Мировая история в легендах и мифах - Карина Кокрэлл
Шрифт:
Интервал:
Теперь он остановился — пожалуй, впервые за последние двадцать лет. Чувство было новым, немного ошеломляющим, но приятным. И за это новое чувство он тоже был благодарен Клеопатре.
И даже змейкой заползла ему в голову мысль: может быть, остаться здесь навсегда? Оставить Рим, Сенат и жить в Александрии? Вдруг у него родится сын? Был же счастлив когда-то Сулла в своем Путеоли!
Покидая Рим, Цезарь оставил управлять своего master equinous[92] Марка Антония. До него доходили слухи, что Марк Антоний возмущает своим поведением даже ко всему привыкшую столицу: ликторов с фасциями[93] он заставляет сопровождать не только свой паланкин, но и паланкины своих мимов, шутов, актрис и проституток. Он блюет на пол во время заседаний Сената, куда приходит после ночи увеселений. Один из сенаторов даже пожаловался, что Марк Антоний наблевал прямо на его отбеленную тогу, на которой остались неотстирываемые пятна, и потребовал компенсации от Сената на покупку новой.
Цезаря эти донесения забавляли. Пусть Рим помучается с Марком Антонием! Пусть Марк Антоний помучается с Римом! Цезарь вернется и наведет порядок. И Рим в очередной раз поймет, нем ему обязан и в чем отличие хорошего правителя от плохого. Все эти новости убеждали его, что Марк Антоний совершенно неопасен. Слишком откровенно, по-мальчишески наслаждается он властью, слишком сластолюбив.
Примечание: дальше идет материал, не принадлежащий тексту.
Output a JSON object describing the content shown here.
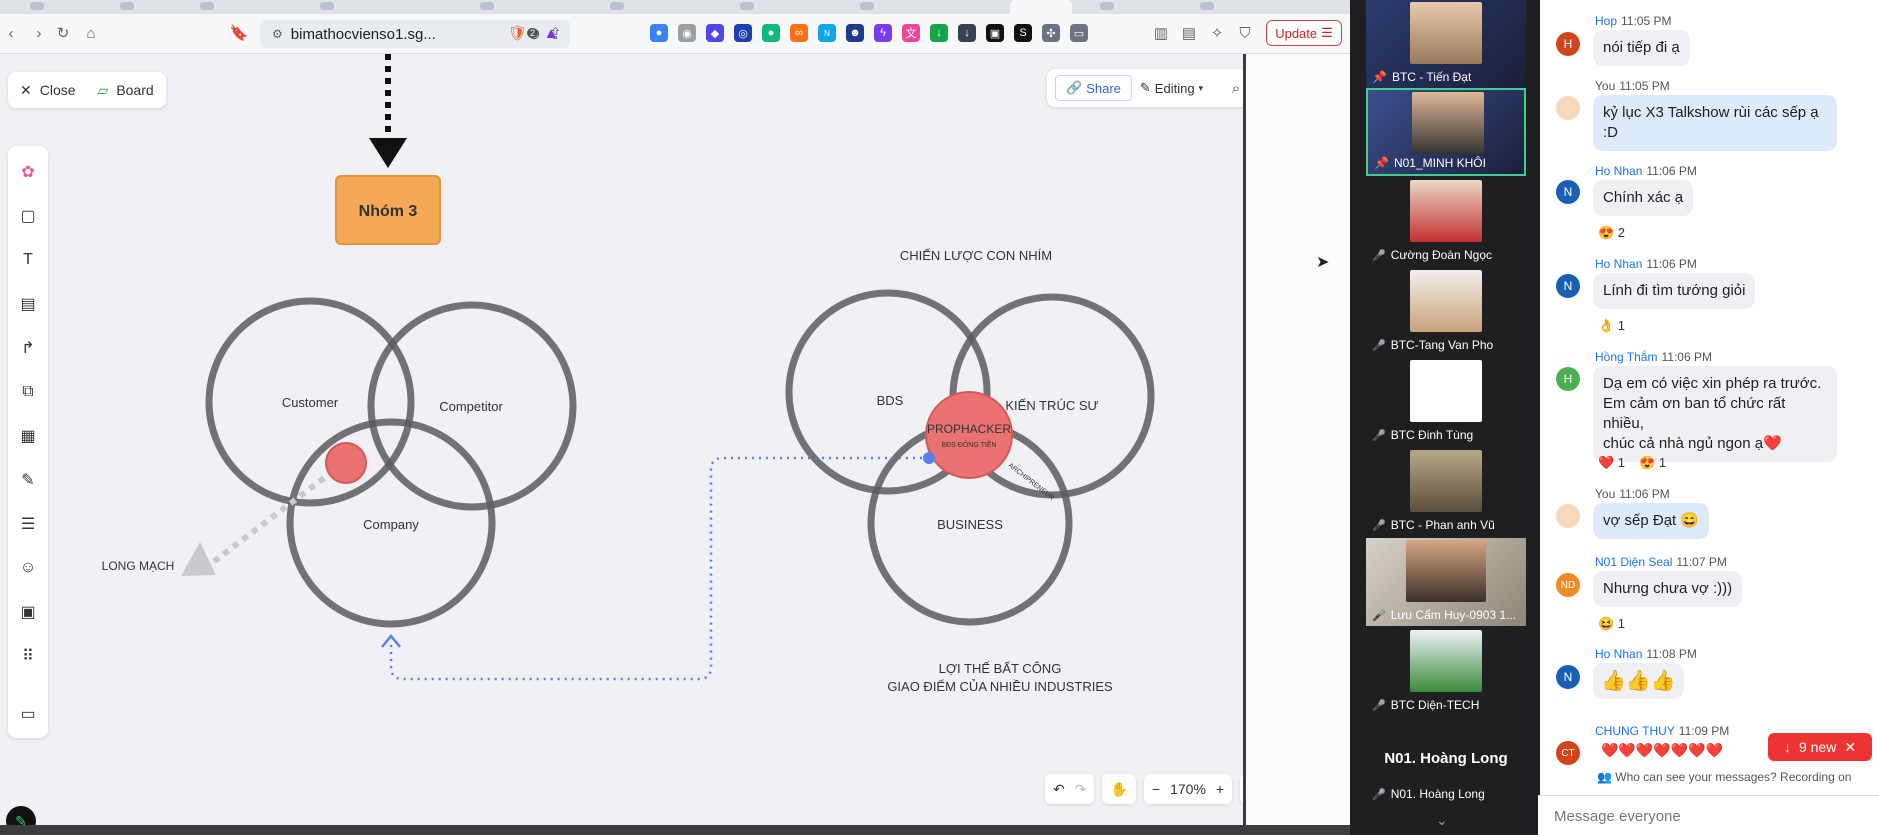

Распоясавшийся «начальник конницы» удобно отвлекал стаю на себя, но Цезарь знал, что «капитолийские волки» со временем во всем разберутся.
Во время путешествия с Клеопатрой они сходили на берег, и он видел огромные храмы давно забытых богов и выщербленные ветрами лики правителей, которые пожирала пустыня. Египетские правители, жившие за тысячелетия до Александра: что осталось от них? Изъеденные дождями и ветром каменные гиганты в песках, на которых никто не может уже прочесть письмена? Что осталось от Александра? Мумия в хрустальном гробу и дальние потомки с кровосмесительными уродствами? Что останется от него, Цезаря? Храм? Позеленевший от мха памятник со стертыми письменами? Ничего, даже памяти? Забывают ведь и богов, когда им на смену приходят другие боги.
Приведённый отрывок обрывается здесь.